Robustness analysis does not have to be an expensive, lengthy exercise: in some cases, it is a simple matter of briefly looking at the project. Those cases are usually the bad ones, though: a serious large-scale project that is well-defined usually takes a while to analyse. So let’s take a look into how a behavioral analysis of a large-scale 24/7 embedded system and the process to devise that system, with an emphasis on the robustness of the final product, can be made “short and sweet”.

Fundamentally, a project outcome is determined by the people working on the project, and how they do their job. To find out how they do their job, you can look at a few things:

What are the analysis and development processes?
How mindful are developers of robustness issues?
What are the high-level deliverables for the project?
How are common robustness issues addressed in system development?

The robustness of the project is a factor of the process through which the project is developed and the people developing it. If all the proper checks and balances (design reviews, code reviews, etc.) are in place, the robustness of the project’s deliverables becomes a question of the mindfulness of the people working on the project and the measure in which the processes in place help them to transform that mindfulness into activity.

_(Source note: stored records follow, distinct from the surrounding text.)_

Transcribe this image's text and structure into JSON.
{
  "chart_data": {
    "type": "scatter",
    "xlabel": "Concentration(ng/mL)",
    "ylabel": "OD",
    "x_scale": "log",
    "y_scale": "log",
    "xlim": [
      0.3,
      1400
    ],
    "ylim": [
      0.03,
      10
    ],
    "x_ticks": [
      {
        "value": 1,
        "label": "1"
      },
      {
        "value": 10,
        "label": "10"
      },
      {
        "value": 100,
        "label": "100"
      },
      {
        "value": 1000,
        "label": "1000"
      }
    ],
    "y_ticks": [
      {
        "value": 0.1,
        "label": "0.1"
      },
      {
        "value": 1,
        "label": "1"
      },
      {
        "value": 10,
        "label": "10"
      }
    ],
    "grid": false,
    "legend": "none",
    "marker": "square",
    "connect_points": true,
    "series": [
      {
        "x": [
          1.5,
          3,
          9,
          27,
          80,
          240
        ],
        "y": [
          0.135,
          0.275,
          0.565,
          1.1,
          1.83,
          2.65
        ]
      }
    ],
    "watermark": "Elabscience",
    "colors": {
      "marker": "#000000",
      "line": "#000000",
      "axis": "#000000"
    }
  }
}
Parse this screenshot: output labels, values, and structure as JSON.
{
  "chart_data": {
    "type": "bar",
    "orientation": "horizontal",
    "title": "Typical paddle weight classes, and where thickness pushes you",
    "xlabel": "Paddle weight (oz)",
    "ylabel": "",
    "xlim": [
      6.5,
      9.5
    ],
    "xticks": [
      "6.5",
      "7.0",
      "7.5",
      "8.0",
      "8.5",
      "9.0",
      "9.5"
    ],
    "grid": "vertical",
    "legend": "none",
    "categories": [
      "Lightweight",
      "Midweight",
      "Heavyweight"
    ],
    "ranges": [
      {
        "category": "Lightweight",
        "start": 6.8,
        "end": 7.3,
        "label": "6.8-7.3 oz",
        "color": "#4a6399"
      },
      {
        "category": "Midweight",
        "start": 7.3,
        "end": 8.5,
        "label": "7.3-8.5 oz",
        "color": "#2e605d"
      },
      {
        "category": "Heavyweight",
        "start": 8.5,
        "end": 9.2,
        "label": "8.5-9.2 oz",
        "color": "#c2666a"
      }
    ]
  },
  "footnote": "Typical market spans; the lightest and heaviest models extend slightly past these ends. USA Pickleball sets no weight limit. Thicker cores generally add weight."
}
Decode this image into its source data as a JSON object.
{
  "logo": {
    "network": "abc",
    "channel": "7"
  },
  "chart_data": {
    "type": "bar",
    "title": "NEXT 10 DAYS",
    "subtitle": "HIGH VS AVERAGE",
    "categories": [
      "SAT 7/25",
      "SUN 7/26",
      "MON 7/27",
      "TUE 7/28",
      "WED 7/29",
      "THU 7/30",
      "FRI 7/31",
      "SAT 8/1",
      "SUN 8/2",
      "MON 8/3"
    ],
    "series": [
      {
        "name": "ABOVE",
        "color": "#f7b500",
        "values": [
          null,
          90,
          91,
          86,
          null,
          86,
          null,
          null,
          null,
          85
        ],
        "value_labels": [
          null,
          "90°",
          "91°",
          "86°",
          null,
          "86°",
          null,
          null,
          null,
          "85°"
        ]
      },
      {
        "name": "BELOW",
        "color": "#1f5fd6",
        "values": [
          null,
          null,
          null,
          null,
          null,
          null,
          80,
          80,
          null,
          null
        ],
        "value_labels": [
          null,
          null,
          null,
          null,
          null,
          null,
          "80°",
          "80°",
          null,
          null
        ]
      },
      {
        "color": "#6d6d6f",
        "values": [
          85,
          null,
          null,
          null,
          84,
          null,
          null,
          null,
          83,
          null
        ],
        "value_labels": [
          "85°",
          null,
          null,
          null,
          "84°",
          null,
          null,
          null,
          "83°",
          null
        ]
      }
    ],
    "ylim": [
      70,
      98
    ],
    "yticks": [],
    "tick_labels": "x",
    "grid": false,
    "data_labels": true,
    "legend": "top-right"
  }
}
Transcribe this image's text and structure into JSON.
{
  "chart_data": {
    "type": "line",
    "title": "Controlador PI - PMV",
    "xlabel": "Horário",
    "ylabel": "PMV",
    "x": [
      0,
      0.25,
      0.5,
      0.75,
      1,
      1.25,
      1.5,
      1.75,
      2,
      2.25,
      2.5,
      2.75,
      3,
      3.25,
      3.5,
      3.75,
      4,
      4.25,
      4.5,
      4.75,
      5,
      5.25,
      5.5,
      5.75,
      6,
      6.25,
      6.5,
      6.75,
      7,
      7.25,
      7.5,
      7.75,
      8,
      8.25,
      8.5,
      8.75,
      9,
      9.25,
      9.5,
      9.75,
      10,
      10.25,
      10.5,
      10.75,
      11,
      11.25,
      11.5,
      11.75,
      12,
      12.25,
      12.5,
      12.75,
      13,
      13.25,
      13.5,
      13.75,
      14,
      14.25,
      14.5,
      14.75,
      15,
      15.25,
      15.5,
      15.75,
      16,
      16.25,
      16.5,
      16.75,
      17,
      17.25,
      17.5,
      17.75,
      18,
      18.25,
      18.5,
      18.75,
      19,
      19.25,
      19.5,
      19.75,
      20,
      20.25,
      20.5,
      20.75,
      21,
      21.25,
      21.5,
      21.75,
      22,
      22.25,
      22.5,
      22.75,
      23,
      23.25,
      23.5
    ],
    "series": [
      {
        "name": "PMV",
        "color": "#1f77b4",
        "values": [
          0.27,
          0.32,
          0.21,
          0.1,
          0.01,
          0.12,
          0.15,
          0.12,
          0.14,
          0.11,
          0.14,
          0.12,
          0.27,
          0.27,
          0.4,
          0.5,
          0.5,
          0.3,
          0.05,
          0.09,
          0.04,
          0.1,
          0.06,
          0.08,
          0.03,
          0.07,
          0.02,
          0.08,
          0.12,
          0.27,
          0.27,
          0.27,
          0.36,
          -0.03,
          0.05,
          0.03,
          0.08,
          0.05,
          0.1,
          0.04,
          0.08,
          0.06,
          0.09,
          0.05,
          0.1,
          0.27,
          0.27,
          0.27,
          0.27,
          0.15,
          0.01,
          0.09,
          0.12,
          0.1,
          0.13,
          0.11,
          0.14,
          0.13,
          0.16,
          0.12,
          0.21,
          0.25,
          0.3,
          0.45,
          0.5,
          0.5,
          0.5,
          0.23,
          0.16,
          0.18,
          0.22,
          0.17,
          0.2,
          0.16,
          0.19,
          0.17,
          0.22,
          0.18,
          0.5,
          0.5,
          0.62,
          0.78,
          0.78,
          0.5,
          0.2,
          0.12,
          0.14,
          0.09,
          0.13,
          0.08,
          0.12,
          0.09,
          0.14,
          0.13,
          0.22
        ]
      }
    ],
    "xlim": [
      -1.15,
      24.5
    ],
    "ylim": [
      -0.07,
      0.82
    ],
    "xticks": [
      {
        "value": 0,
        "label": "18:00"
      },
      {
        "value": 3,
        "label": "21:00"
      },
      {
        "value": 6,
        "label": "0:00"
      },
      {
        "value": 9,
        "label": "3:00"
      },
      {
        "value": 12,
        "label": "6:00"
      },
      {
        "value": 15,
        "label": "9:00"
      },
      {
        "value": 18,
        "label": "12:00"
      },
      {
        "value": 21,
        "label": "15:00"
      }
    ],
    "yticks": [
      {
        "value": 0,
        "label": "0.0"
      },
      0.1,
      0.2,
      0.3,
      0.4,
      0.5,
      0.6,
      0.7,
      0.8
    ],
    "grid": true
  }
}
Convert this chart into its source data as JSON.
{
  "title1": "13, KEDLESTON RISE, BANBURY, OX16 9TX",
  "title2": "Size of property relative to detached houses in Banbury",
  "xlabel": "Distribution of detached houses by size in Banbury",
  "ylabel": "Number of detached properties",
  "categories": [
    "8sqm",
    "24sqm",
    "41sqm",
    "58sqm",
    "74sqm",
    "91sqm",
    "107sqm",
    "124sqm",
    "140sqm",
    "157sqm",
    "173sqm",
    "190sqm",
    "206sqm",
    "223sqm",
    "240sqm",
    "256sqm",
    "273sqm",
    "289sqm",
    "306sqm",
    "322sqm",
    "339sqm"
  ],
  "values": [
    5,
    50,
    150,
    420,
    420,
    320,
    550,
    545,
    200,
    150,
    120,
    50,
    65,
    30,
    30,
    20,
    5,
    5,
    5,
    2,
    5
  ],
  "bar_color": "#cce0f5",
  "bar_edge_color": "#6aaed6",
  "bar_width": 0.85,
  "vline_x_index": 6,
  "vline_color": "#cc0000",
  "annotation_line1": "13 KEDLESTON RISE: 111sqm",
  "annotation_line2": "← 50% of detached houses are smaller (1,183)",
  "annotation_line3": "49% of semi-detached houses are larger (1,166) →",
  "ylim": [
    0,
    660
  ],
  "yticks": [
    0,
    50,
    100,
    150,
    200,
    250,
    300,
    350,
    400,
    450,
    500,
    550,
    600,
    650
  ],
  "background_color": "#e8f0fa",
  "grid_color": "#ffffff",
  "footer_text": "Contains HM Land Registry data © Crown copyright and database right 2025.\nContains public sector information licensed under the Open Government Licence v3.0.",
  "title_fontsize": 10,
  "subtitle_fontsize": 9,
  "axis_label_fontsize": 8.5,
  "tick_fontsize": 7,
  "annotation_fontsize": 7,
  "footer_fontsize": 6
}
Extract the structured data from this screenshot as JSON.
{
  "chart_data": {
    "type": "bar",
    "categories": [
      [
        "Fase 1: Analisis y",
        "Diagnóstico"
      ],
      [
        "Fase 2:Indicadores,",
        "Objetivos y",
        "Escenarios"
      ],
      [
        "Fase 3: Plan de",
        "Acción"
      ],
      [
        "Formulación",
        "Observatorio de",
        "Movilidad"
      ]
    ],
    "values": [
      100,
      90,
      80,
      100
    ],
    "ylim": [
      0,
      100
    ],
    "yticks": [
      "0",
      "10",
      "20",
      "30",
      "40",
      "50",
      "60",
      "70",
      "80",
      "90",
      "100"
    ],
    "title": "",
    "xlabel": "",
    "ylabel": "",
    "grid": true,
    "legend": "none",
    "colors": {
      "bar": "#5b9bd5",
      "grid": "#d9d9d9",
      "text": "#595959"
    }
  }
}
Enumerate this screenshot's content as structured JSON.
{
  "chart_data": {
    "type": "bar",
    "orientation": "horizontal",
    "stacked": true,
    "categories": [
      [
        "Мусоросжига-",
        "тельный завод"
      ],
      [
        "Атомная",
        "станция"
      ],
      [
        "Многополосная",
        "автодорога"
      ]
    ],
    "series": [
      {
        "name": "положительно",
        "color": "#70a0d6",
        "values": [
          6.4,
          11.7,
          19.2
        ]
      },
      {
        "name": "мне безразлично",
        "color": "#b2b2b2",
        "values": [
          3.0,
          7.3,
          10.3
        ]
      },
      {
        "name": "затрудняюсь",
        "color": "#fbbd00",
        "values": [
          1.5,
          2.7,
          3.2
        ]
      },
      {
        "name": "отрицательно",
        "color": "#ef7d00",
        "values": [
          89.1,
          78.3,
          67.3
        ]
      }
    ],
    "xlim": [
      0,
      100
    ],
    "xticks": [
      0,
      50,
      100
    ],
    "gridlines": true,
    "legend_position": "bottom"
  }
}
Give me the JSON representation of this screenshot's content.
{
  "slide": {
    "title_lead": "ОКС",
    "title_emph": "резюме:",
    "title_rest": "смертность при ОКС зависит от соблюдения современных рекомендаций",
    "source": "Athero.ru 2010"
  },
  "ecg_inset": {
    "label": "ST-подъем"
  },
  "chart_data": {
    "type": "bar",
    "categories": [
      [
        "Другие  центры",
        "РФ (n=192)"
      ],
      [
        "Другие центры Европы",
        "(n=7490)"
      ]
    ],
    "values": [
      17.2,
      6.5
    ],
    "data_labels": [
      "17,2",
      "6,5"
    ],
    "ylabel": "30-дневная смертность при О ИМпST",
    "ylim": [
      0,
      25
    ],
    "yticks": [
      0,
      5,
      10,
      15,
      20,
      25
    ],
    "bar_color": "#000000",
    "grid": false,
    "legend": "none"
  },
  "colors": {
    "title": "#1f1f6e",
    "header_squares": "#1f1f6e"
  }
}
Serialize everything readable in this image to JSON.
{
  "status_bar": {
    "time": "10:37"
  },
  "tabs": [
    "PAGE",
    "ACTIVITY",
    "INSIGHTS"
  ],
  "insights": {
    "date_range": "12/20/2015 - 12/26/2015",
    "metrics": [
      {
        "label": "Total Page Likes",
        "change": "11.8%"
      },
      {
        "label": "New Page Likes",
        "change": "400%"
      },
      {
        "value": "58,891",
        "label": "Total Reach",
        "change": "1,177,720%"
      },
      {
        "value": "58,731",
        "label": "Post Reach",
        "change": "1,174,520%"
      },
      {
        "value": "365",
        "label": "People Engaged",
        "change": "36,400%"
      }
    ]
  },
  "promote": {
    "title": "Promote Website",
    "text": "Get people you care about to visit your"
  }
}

For example: if on a project committing a modification to the code requires review of that modification by a peer, but neither of the two peers (developer and reviewer) are mindful of robustness, any problem related to robustness is far less likely to be detected – and for more likely to be present – than if there is no review, but the developer is mindful of potential robustness problems.

Once you are satisfied that developers are mindful of robustness issues, the question becomes whether the higher-level design, which starts in the board rooms of the Marketing department, is also done with robustness issues in mind. While developers are the ones who ultimately implement the design and thus have the most direct impact on the robustness of the final product, Marketing requirements frame acceptance tests and functional requirements alike, and mandate R&D; to implement the necessary testing processes to make development of a robust RTE system possible.

Plainly: if robustness is not part of the initial requirements – and defining quality as the measure to which the product meets its requirements – robustness of the RTE system will not be considered as a factor in its quality, and will therefore be neglected.

In my previous post I gave an overview of the kinds of faults that affect the robustness of a system. The list is incomplete, of course, but is a good starting point to check against, to see if existing procedures include measures geared to preventing these faults, and catching them early when to do occur.

Often, static analysis tools can go a long way toward automating code analysis. Many such tools are commercially available – and some of them are really very good.

The reason why Canada’s economy has weathered the storm – and still is weathering the storm (because this storm ain’t over) – is precisely because the fundamentals are strong. Robustness analysis is above all a question of looking at the fundamentals of the object of the analysis and, while I admit that the comparison between the global economy, a ship and a 24/7 embedded system is somewhat far-fetched (and will end here) this basic premise does hold for all three.

Once you are confident that the fundamental features of a mindful development process are in place, it may be time to look at the code: how the most relevant APIs are designed, if the proper error-prevention techniques are used, etc. However, one of the biggest challenges in robustness analysis is to not let it decay into a gigantic code review: while it may be necessary to look at some details in the code, it is certainly not necessary to look at every detail of the code. The question is where to draw the line, but once you are satisfied that all the stakeholders are mindful of the issues at hand, code review becomes only one tool.